Ostatnie dni dla Kuby Wojewódzkiego i Michała Figurskiego nie były specjalnie szczęśliwe. Wczoraj Alvin Gajadur, rzecznik prasowy Głównego Inspektoratu Transportu Drogowego, po raz drugi w ciągu czterech miesięcy poskarżył się na ich audycje w radiu Eska Rock. Tym razem dziennikarze mieli zarzucać mu, że "szerzy nienawiść w kraju, który jest dla niego gościnny". Zobacz: KOLEJNE SKARGI na Wojewódzkiego i Figurskiego!
Kolejną smutną dla nich informacją jest fakt, iż skarga złożona na nich przez urzędnika w maju, a dotycząca innego odcinka tego samego programu (zobacz: Jest śledztwo w sprawie "MURZYNA"!) została już rozpatrzona.
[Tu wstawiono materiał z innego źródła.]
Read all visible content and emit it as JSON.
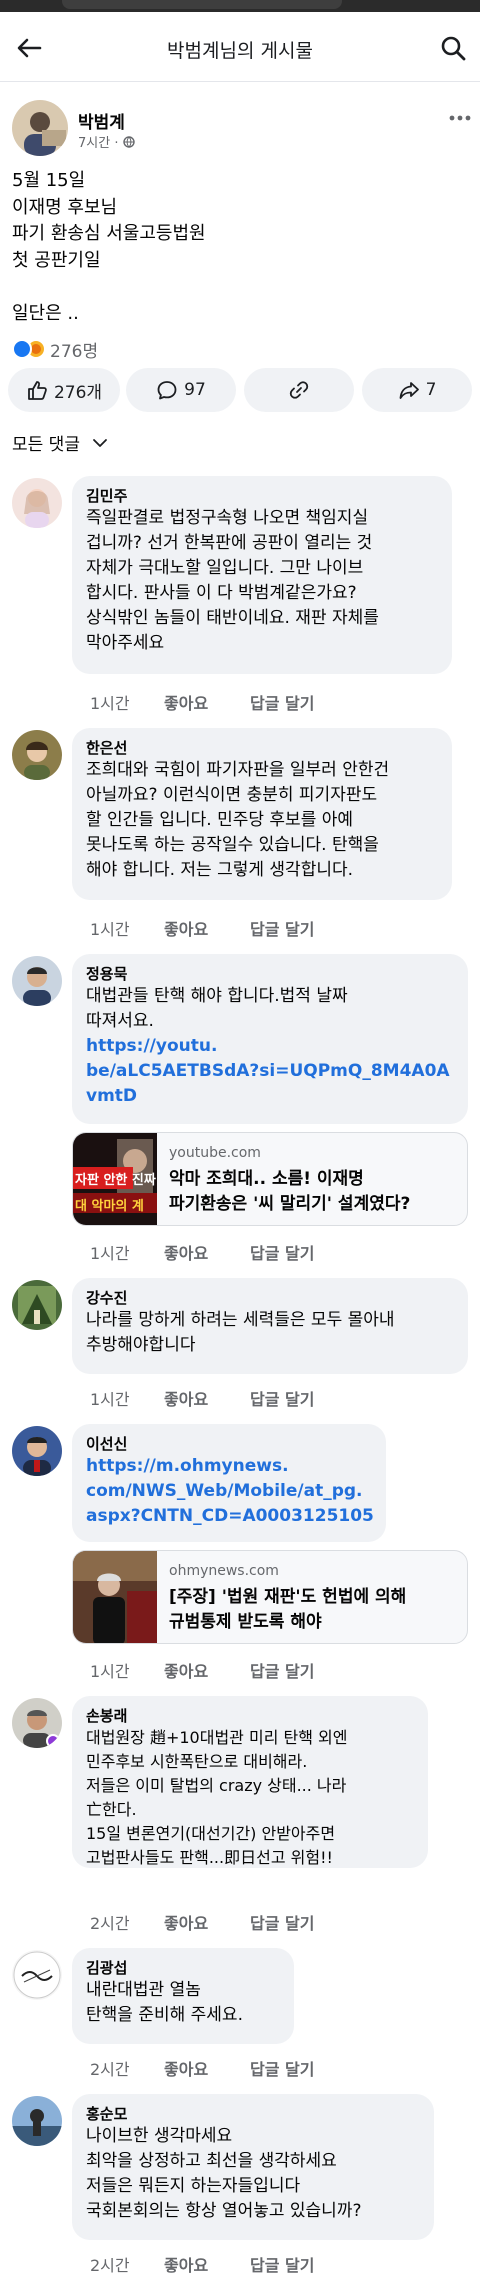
{
  "header": {
    "title": "박범계님의 게시물"
  },
  "post": {
    "author": "박범계",
    "time": "7시간",
    "privacy_sep": "·",
    "lines": [
      "5월 15일",
      "이재명 후보님",
      "파기 환송심 서울고등법원",
      "첫 공판기일",
      "",
      "일단은 .."
    ],
    "reaction_count": "276명",
    "actions": {
      "like": "276개",
      "comment": "97",
      "share": "7"
    }
  },
  "filter": {
    "label": "모든 댓글"
  },
  "comments": [
    {
      "name": "김민주",
      "lines": [
        "즉일판결로 법정구속형 나오면 책임지실",
        "겁니까? 선거 한복판에 공판이 열리는 것",
        "자체가 극대노할 일입니다. 그만 나이브",
        "합시다. 판사들 이 다 박범계같은가요?",
        "상식밖인 놈들이 태반이네요. 재판 자체를",
        "막아주세요"
      ],
      "time": "1시간",
      "like": "좋아요",
      "reply": "답글 달기"
    },
    {
      "name": "한은선",
      "lines": [
        "조희대와 국힘이 파기자판을 일부러 안한건",
        "아닐까요? 이런식이면 충분히 피기자판도",
        "할 인간들 입니다. 민주당 후보를 아예",
        "못나도록 하는 공작일수 있습니다. 탄핵을",
        "해야 합니다. 저는 그렇게 생각합니다."
      ],
      "time": "1시간",
      "like": "좋아요",
      "reply": "답글 달기"
    },
    {
      "name": "정용묵",
      "lines": [
        "대법관들 탄핵 해야 합니다.법적 날짜",
        "따져서요."
      ],
      "link_lines": [
        "https://youtu.",
        "be/aLC5AETBSdA?si=UQPmQ_8M4A0A",
        "vmtD"
      ],
      "card": {
        "domain": "youtube.com",
        "title_lines": [
          "악마 조희대.. 소름! 이재명",
          "파기환송은 '씨 말리기' 설계였다?"
        ],
        "thumb_text": [
          "자판 안한 진짜",
          "대 악마의 계"
        ]
      },
      "time": "1시간",
      "like": "좋아요",
      "reply": "답글 달기"
    },
    {
      "name": "강수진",
      "lines": [
        "나라를 망하게 하려는 세력들은 모두 몰아내",
        "추방해야합니다"
      ],
      "time": "1시간",
      "like": "좋아요",
      "reply": "답글 달기"
    },
    {
      "name": "이선신",
      "link_lines": [
        "https://m.ohmynews.",
        "com/NWS_Web/Mobile/at_pg.",
        "aspx?CNTN_CD=A0003125105"
      ],
      "card": {
        "domain": "ohmynews.com",
        "title_lines": [
          "[주장] '법원 재판'도 헌법에 의해",
          "규범통제 받도록 해야"
        ]
      },
      "time": "1시간",
      "like": "좋아요",
      "reply": "답글 달기"
    },
    {
      "name": "손봉래",
      "lines": [
        "대법원장 趙+10대법관 미리 탄핵 외엔",
        "민주후보 시한폭탄으로 대비해라.",
        "저들은 이미 탈법의 crazy 상태... 나라",
        "亡한다.",
        "15일 변론연기(대선기간) 안받아주면",
        "고법판사들도 판핵...即日선고 위험!!"
      ],
      "time": "2시간",
      "like": "좋아요",
      "reply": "답글 달기"
    },
    {
      "name": "김광섭",
      "lines": [
        "내란대법관 열놈",
        "탄핵을 준비해 주세요."
      ],
      "time": "2시간",
      "like": "좋아요",
      "reply": "답글 달기"
    },
    {
      "name": "홍순모",
      "lines": [
        "나이브한 생각마세요",
        "최악을 상정하고 최선을 생각하세요",
        "저들은 뭐든지 하는자들입니다",
        "국회본회의는 항상 열어놓고 있습니까?"
      ],
      "time": "2시간",
      "like": "좋아요",
      "reply": "답글 달기"
    }
  ],
  "colors": {
    "link": "#216fdb",
    "bubble": "#f0f2f5",
    "secondary_text": "#65676b",
    "like_blue": "#1877f2"
  }
}
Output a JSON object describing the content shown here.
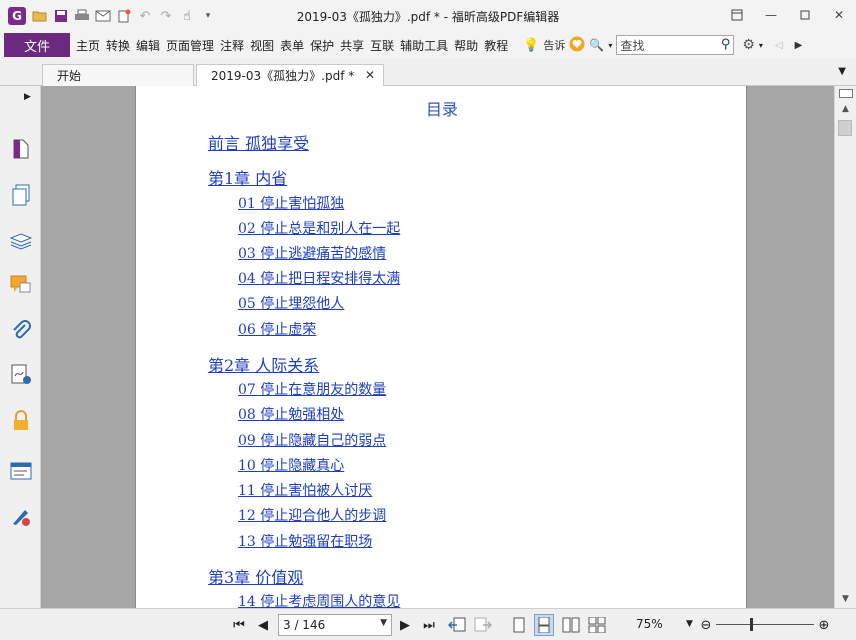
{
  "window": {
    "title": "2019-03《孤独力》.pdf * - 福昕高级PDF编辑器"
  },
  "menu": {
    "file": "文件",
    "items": [
      "主页",
      "转换",
      "编辑",
      "页面管理",
      "注释",
      "视图",
      "表单",
      "保护",
      "共享",
      "互联",
      "辅助工具",
      "帮助",
      "教程"
    ],
    "tell": "告诉",
    "search_value": "查找"
  },
  "tabs": [
    {
      "label": "开始"
    },
    {
      "label": "2019-03《孤独力》.pdf *"
    }
  ],
  "toc": {
    "title": "目录",
    "entries": [
      {
        "text": "前言 孤独享受",
        "level": 1
      },
      {
        "text": "第1章 内省",
        "level": 1
      },
      {
        "text": "01 停止害怕孤独",
        "level": 2
      },
      {
        "text": "02 停止总是和别人在一起",
        "level": 2
      },
      {
        "text": "03 停止逃避痛苦的感情",
        "level": 2
      },
      {
        "text": "04 停止把日程安排得太满",
        "level": 2
      },
      {
        "text": "05 停止埋怨他人",
        "level": 2
      },
      {
        "text": "06 停止虚荣",
        "level": 2
      },
      {
        "text": "第2章 人际关系",
        "level": 1
      },
      {
        "text": "07 停止在意朋友的数量",
        "level": 2
      },
      {
        "text": "08 停止勉强相处",
        "level": 2
      },
      {
        "text": "09 停止隐藏自己的弱点",
        "level": 2
      },
      {
        "text": "10 停止隐藏真心",
        "level": 2
      },
      {
        "text": "11 停止害怕被人讨厌",
        "level": 2
      },
      {
        "text": "12 停止迎合他人的步调",
        "level": 2
      },
      {
        "text": "13 停止勉强留在职场",
        "level": 2
      },
      {
        "text": "第3章 价值观",
        "level": 1
      },
      {
        "text": "14 停止考虑周围人的意见",
        "level": 2
      }
    ]
  },
  "status": {
    "page_value": "3 / 146",
    "zoom": "75%",
    "zoom_level_fraction": 0.35
  },
  "colors": {
    "accent": "#6b2a80",
    "link": "#1f3fbf"
  }
}
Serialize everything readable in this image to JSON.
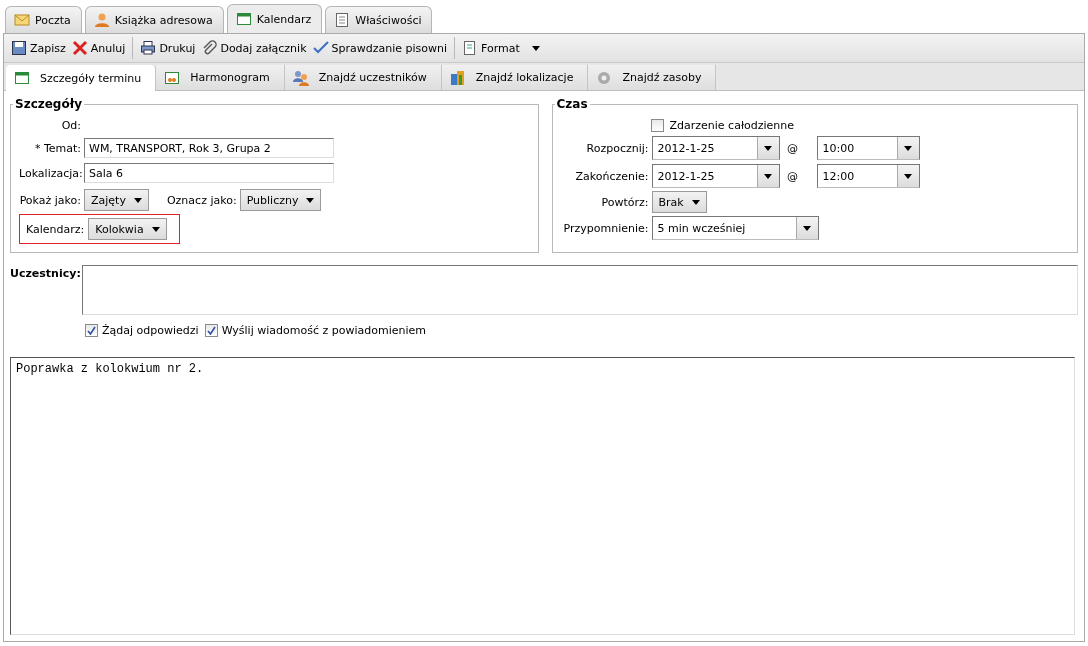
{
  "app_tabs": [
    {
      "label": "Poczta",
      "selected": false
    },
    {
      "label": "Książka adresowa",
      "selected": false
    },
    {
      "label": "Kalendarz",
      "selected": true
    },
    {
      "label": "Właściwości",
      "selected": false
    }
  ],
  "toolbar_groups": [
    [
      {
        "label": "Zapisz",
        "kind": "button"
      },
      {
        "label": "Anuluj",
        "kind": "button"
      }
    ],
    [
      {
        "label": "Drukuj",
        "kind": "button"
      },
      {
        "label": "Dodaj załącznik",
        "kind": "button"
      },
      {
        "label": "Sprawdzanie pisowni",
        "kind": "button"
      }
    ],
    [
      {
        "label": "Format",
        "kind": "menu"
      }
    ]
  ],
  "sub_tabs": [
    {
      "label": "Szczegóły terminu",
      "selected": true
    },
    {
      "label": "Harmonogram",
      "selected": false
    },
    {
      "label": "Znajdź uczestników",
      "selected": false
    },
    {
      "label": "Znajdź lokalizacje",
      "selected": false
    },
    {
      "label": "Znajdź zasoby",
      "selected": false
    }
  ],
  "details": {
    "title": "Szczegóły",
    "from_label": "Od:",
    "subject": {
      "label": "Temat:",
      "required_mark": "*",
      "value": "WM, TRANSPORT, Rok 3, Grupa 2"
    },
    "location": {
      "label": "Lokalizacja:",
      "value": "Sala 6"
    },
    "show_as": {
      "label": "Pokaż jako:",
      "value": "Zajęty"
    },
    "mark_as": {
      "label": "Oznacz jako:",
      "value": "Publiczny"
    },
    "calendar": {
      "label": "Kalendarz:",
      "value": "Kolokwia",
      "highlighted": true
    }
  },
  "time": {
    "title": "Czas",
    "all_day": {
      "label": "Zdarzenie całodzienne",
      "checked": false
    },
    "start": {
      "label": "Rozpocznij:",
      "date": "2012-1-25",
      "at": "@",
      "time": "10:00"
    },
    "end": {
      "label": "Zakończenie:",
      "date": "2012-1-25",
      "at": "@",
      "time": "12:00"
    },
    "repeat": {
      "label": "Powtórz:",
      "value": "Brak"
    },
    "reminder": {
      "label": "Przypomnienie:",
      "value": "5 min wcześniej"
    }
  },
  "attendees": {
    "label": "Uczestnicy:",
    "options": [
      {
        "label": "Żądaj odpowiedzi",
        "checked": true
      },
      {
        "label": "Wyślij wiadomość z powiadomieniem",
        "checked": true
      }
    ]
  },
  "body": {
    "text": "Poprawka z kolokwium nr 2."
  }
}
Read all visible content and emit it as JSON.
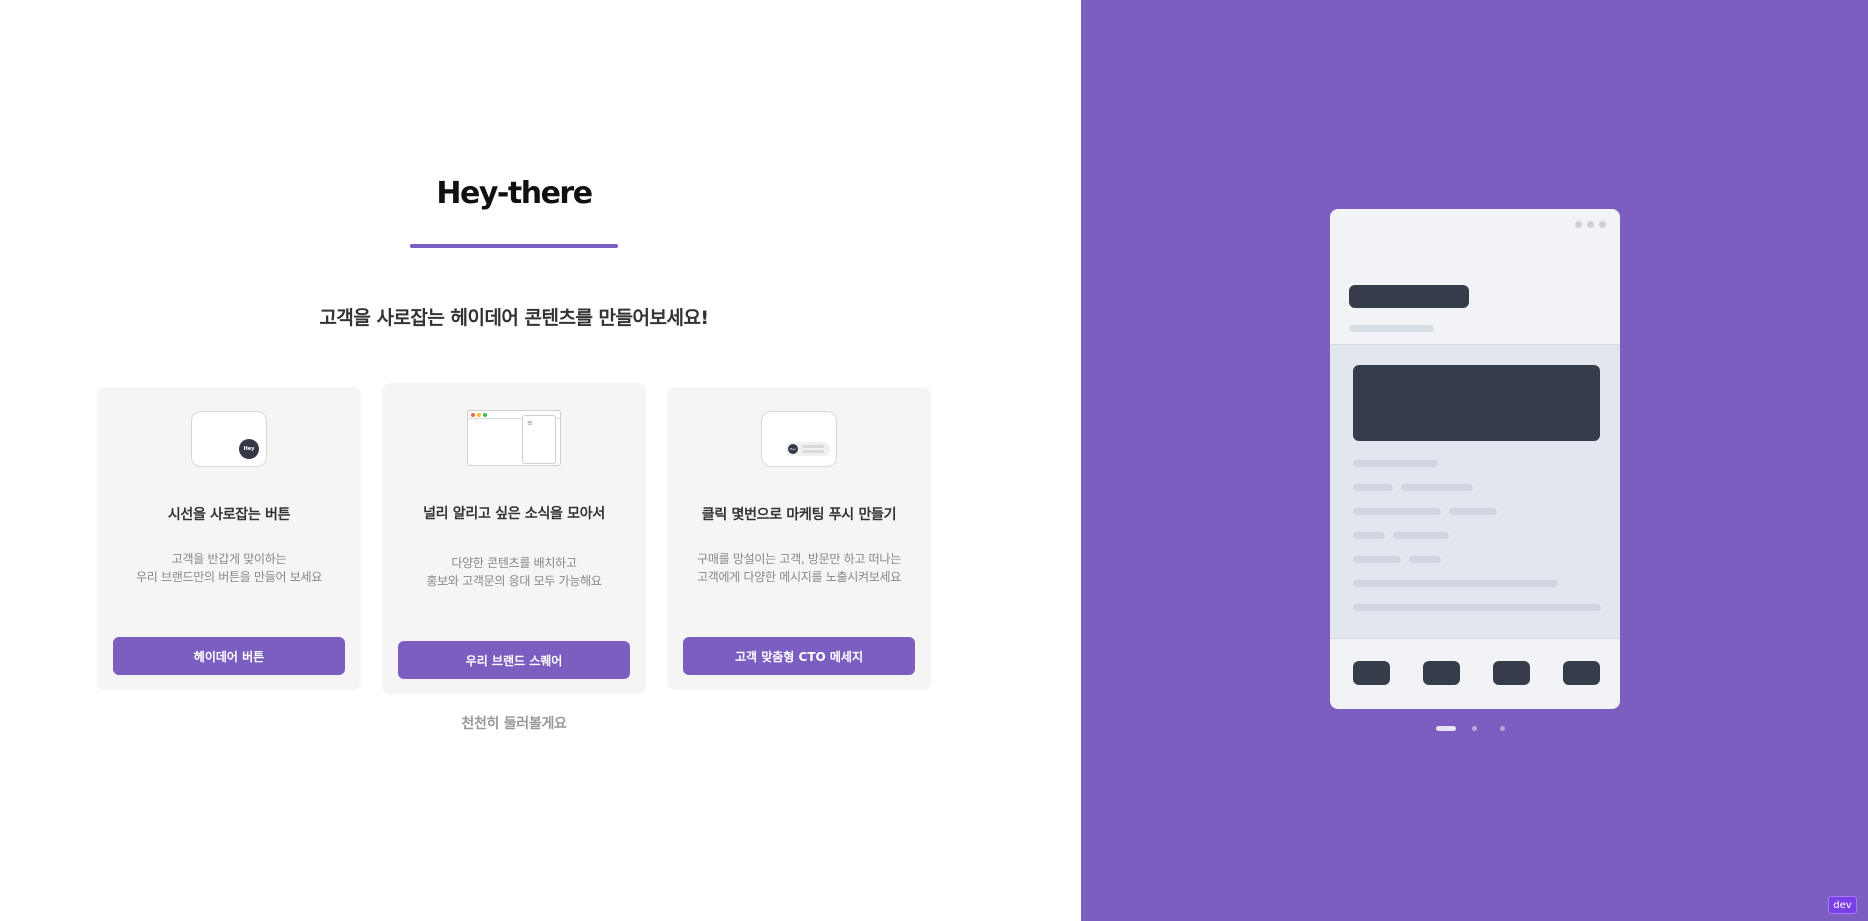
{
  "brand": {
    "logo_text": "Hey-there",
    "accent_color": "#7b5ec0"
  },
  "headline": "고객을 사로잡는 헤이데어 콘텐츠를 만들어보세요!",
  "cards": [
    {
      "title": "시선을 사로잡는 버튼",
      "desc_line1": "고객을 반갑게 맞이하는",
      "desc_line2": "우리 브랜드만의 버튼을 만들어 보세요",
      "button_label": "헤이데어 버튼",
      "illustration_badge": "Hey",
      "illustration_icon": "floating-button-icon"
    },
    {
      "title": "널리 알리고 싶은 소식을 모아서",
      "desc_line1": "다양한 콘텐츠를 배치하고",
      "desc_line2": "홍보와 고객문의 응대 모두 가능해요",
      "button_label": "우리 브랜드 스퀘어",
      "illustration_icon": "browser-panel-icon"
    },
    {
      "title": "클릭 몇번으로 마케팅 푸시 만들기",
      "desc_line1": "구매를 망설이는 고객, 방문만 하고 떠나는",
      "desc_line2": "고객에게 다양한 메시지를 노출시켜보세요",
      "button_label": "고객 맞춤형 CTO 메세지",
      "illustration_badge": "Hey",
      "illustration_icon": "push-message-icon"
    }
  ],
  "browse_link": "천천히 둘러볼게요",
  "preview": {
    "background_color": "#7b5ec0",
    "carousel_pages": 3,
    "carousel_active": 1
  },
  "dev_badge": "dev"
}
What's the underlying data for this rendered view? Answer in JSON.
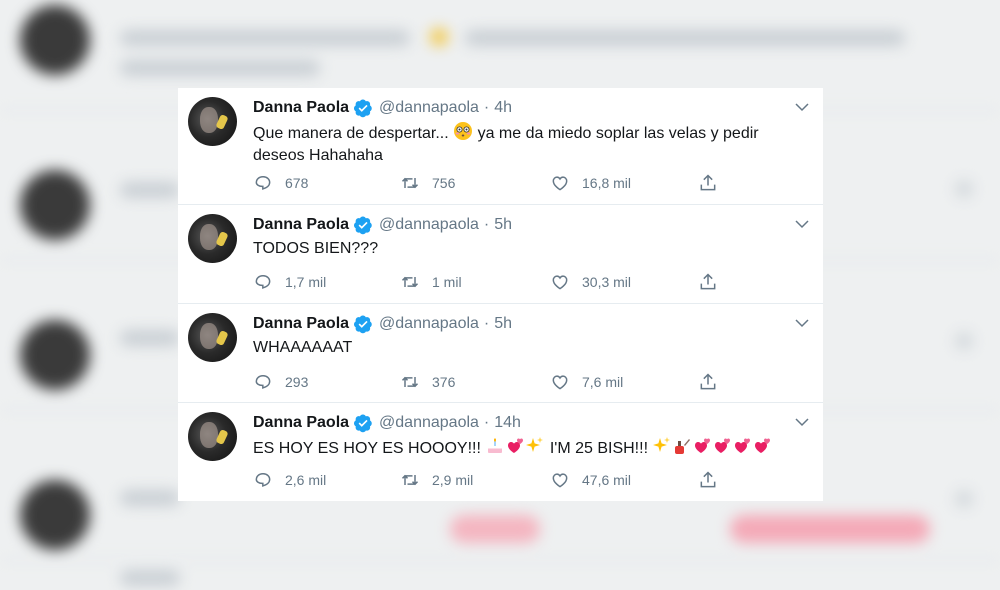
{
  "tweets": [
    {
      "name": "Danna Paola",
      "handle": "@dannapaola",
      "separator": "·",
      "time": "4h",
      "text_line1": "Que manera de despertar...",
      "text_line1_b": " ya me da miedo soplar las velas y pedir",
      "text_line2": "deseos Hahahaha",
      "emoji": "flushed-face",
      "replies": "678",
      "retweets": "756",
      "likes": "16,8 mil"
    },
    {
      "name": "Danna Paola",
      "handle": "@dannapaola",
      "separator": "·",
      "time": "5h",
      "text_line1": "TODOS BIEN???",
      "replies": "1,7 mil",
      "retweets": "1 mil",
      "likes": "30,3 mil"
    },
    {
      "name": "Danna Paola",
      "handle": "@dannapaola",
      "separator": "·",
      "time": "5h",
      "text_line1": "WHAAAAAAT",
      "replies": "293",
      "retweets": "376",
      "likes": "7,6 mil"
    },
    {
      "name": "Danna Paola",
      "handle": "@dannapaola",
      "separator": "·",
      "time": "14h",
      "text_a": "ES HOY ES HOY ES HOOOY!!! ",
      "text_b": " I'M 25 BISH!!! ",
      "emojis": [
        "birthday-cake",
        "two-hearts",
        "sparkles",
        "sparkles",
        "nail-polish",
        "two-hearts",
        "two-hearts",
        "two-hearts",
        "two-hearts"
      ],
      "replies": "2,6 mil",
      "retweets": "2,9 mil",
      "likes": "47,6 mil"
    }
  ],
  "colors": {
    "verified": "#1da1f2",
    "text": "#14171a",
    "muted": "#657786",
    "divider": "#e6ecf0"
  }
}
Krajowa Rada Radiofonii i Telewizji nałożyła na Eskę Rock karę 50 tysięcy złotych za, jej zdaniem, "rozpowszechnianie rasistowskich komentarzy".
Bogusław Potoniec, prezes radia oraz Marcin Bisiorek, dyrektor programowy już w piśmie z początku czerwca zapewniali, że audycja miała "charakter satyryczny", a intencją jego autorów było "obnażenie i krytyka pokutujących w części naszego społeczeństwa zachowań ksenofobicznych". Niestety, KRRiT nie podzieliła tego zdania. Władze stacji twierdzą jednak, że będą się od tej decyzji odwoływać.
_**Nie zgadzamy się z tą decyzją, zgodnie z przysługującym nam prawem odwołamy się od niej do sądu**_ - mówiła Joanna Krzyżaniak z grupy radiowej Time, w skład której wchodzi radio Eska Rock w rozmowie z Rzeczpospolitą.
Wygląda więc na to, że Wojewódzki staje się wyjątkowo drogim w utrzymaniu pracownikiem.